UTLA members overwhelmingly approve agreement with LAUSD
Vanessa Romo | May 8, 2015
The school board is expected to rubber stamp the new deal at its next board meeting, on Tuesday.
Eighty three percent of union members — 25,300 people — participated in the ratification, with 97 percent voting to approve, the union said. An even higher percentage, 99 percent, voted yes to a two-year extension of the existing health benefits plan.
A UTLA official who was part of the team counting votes this afternoon, called the turn-out “amazing.”
“It’s one of the highest turnouts that UTLA has had in over a decade,” the official said, explaining that it’s “the result of numerous engagement efforts that began with the changeover in leadership and the campaign for Schools LA Students Deserve.
In addition to raises — the first in eight years — the contract also establishes a $13 million fund to hire more secondary school counselors to attain a newly-established 500-to-1 student-to-counselor ratio.
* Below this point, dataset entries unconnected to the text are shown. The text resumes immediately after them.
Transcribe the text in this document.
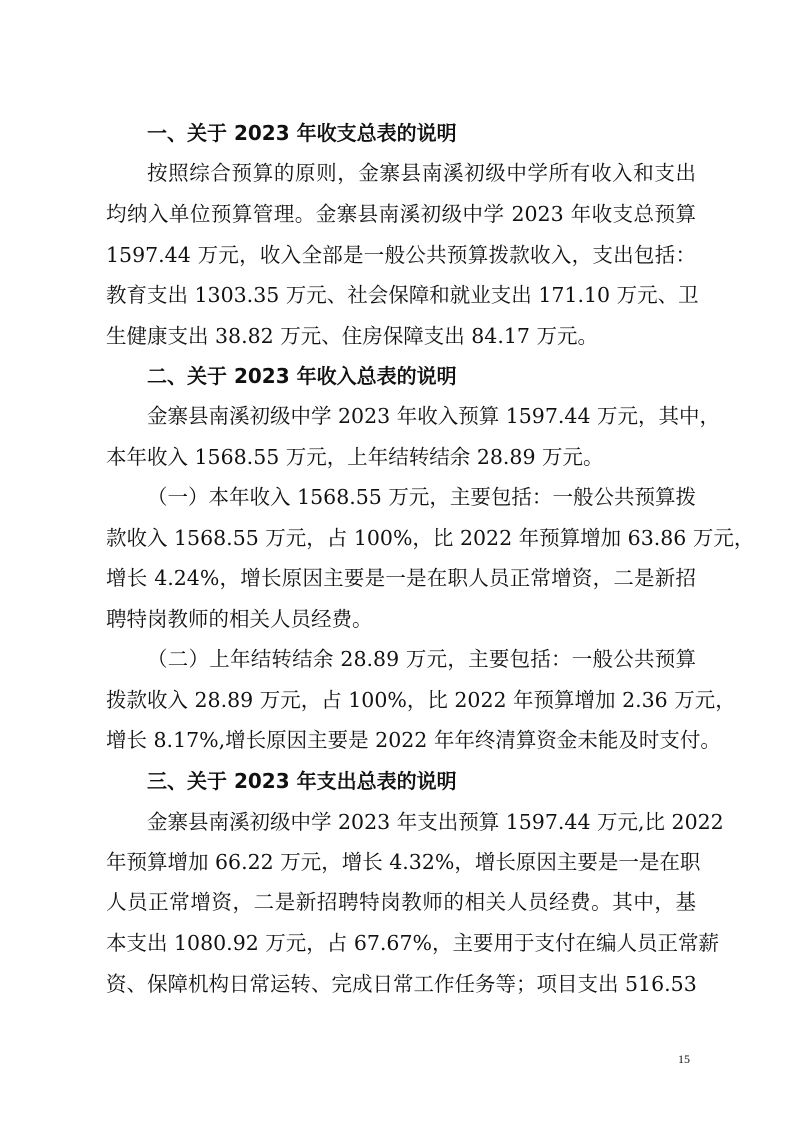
一、关于 2023 年收支总表的说明
按照综合预算的原则，金寨县南溪初级中学所有收入和支出
均纳入单位预算管理。金寨县南溪初级中学 2023 年收支总预算
1597.44 万元，收入全部是一般公共预算拨款收入，支出包括：
教育支出 1303.35 万元、社会保障和就业支出 171.10 万元、卫
生健康支出 38.82 万元、住房保障支出 84.17 万元。
二、关于 2023 年收入总表的说明
金寨县南溪初级中学 2023 年收入预算 1597.44 万元，其中，
本年收入 1568.55 万元，上年结转结余 28.89 万元。
（一）本年收入 1568.55 万元，主要包括：一般公共预算拨
款收入 1568.55 万元，占 100%，比 2022 年预算增加 63.86 万元，
增长 4.24%，增长原因主要是一是在职人员正常增资，二是新招
聘特岗教师的相关人员经费。
（二）上年结转结余 28.89 万元，主要包括：一般公共预算
拨款收入 28.89 万元，占 100%，比 2022 年预算增加 2.36 万元，
增长 8.17%,增长原因主要是 2022 年年终清算资金未能及时支付。
三、关于 2023 年支出总表的说明
金寨县南溪初级中学 2023 年支出预算 1597.44 万元,比 2022
年预算增加 66.22 万元，增长 4.32%，增长原因主要是一是在职
人员正常增资，二是新招聘特岗教师的相关人员经费。其中，基
本支出 1080.92 万元，占 67.67%，主要用于支付在编人员正常薪
资、保障机构日常运转、完成日常工作任务等；项目支出 516.53
15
But, the LA Daily News reports another $13 million that had been promised to teachers to reduce eighth and ninth grade English and Math classes, is not guaranteed, as UTLA members were told.
“The Collective Bargaining Agreement is good for educators and students— with class size caps, lower counselor to student ratios, improved learning and working conditions, and fair compensation,” UTLA President Alex Caputo-Pearl said in a statement. “The Health Benefits Agreement extends fully funded healthcare benefits for all UTLA members and all our LAUSD labor partners. We are proud of our organizing efforts that led us here, but our work continues for the Schools LA Students Deserve.”
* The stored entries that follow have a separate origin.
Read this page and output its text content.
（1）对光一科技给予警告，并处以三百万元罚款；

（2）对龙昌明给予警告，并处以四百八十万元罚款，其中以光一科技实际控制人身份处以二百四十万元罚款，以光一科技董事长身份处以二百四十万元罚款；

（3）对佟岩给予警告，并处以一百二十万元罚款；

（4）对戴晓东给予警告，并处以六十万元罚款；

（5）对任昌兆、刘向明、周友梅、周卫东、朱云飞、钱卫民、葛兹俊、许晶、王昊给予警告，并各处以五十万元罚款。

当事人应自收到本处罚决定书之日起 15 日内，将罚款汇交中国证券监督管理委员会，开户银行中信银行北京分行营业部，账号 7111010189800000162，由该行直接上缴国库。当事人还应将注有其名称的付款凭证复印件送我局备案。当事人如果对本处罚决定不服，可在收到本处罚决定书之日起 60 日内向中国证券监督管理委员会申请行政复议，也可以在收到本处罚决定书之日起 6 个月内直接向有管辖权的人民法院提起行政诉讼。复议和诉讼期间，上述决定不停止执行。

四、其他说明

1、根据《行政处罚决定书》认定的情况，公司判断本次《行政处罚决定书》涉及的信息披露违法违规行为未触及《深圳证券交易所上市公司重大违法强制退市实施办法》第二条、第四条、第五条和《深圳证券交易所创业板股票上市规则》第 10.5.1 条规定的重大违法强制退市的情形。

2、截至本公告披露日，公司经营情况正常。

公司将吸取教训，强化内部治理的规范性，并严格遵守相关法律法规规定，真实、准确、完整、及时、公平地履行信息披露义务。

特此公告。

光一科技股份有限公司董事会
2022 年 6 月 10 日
The language of the contract stipulates additional teachers and other class size reduction efforts will go forward only if the district has the money available.
By current budget projections the district is facing an estimated $127 million deficit, not counting the extra teacher expenditure.
In all, the agreement with UTLA will cost a total of $633 million over three years, plus an additional $31.6 million for several labor groups with “me too” clauses, also over three years, according to LA Unified officials.
The district had initially allocated $353 million for UTLA, which means the additional money from the state and from enrollment increases could be crucial to forestalling deficits in the years to come. Superintendent Ramon Cortines told board members that the district faces potential deficits as much as $559 million over two years through 2016-2017 if the additional state money is only a one-time occurrence.
*Adds comment from Alex Caputo-Pearl.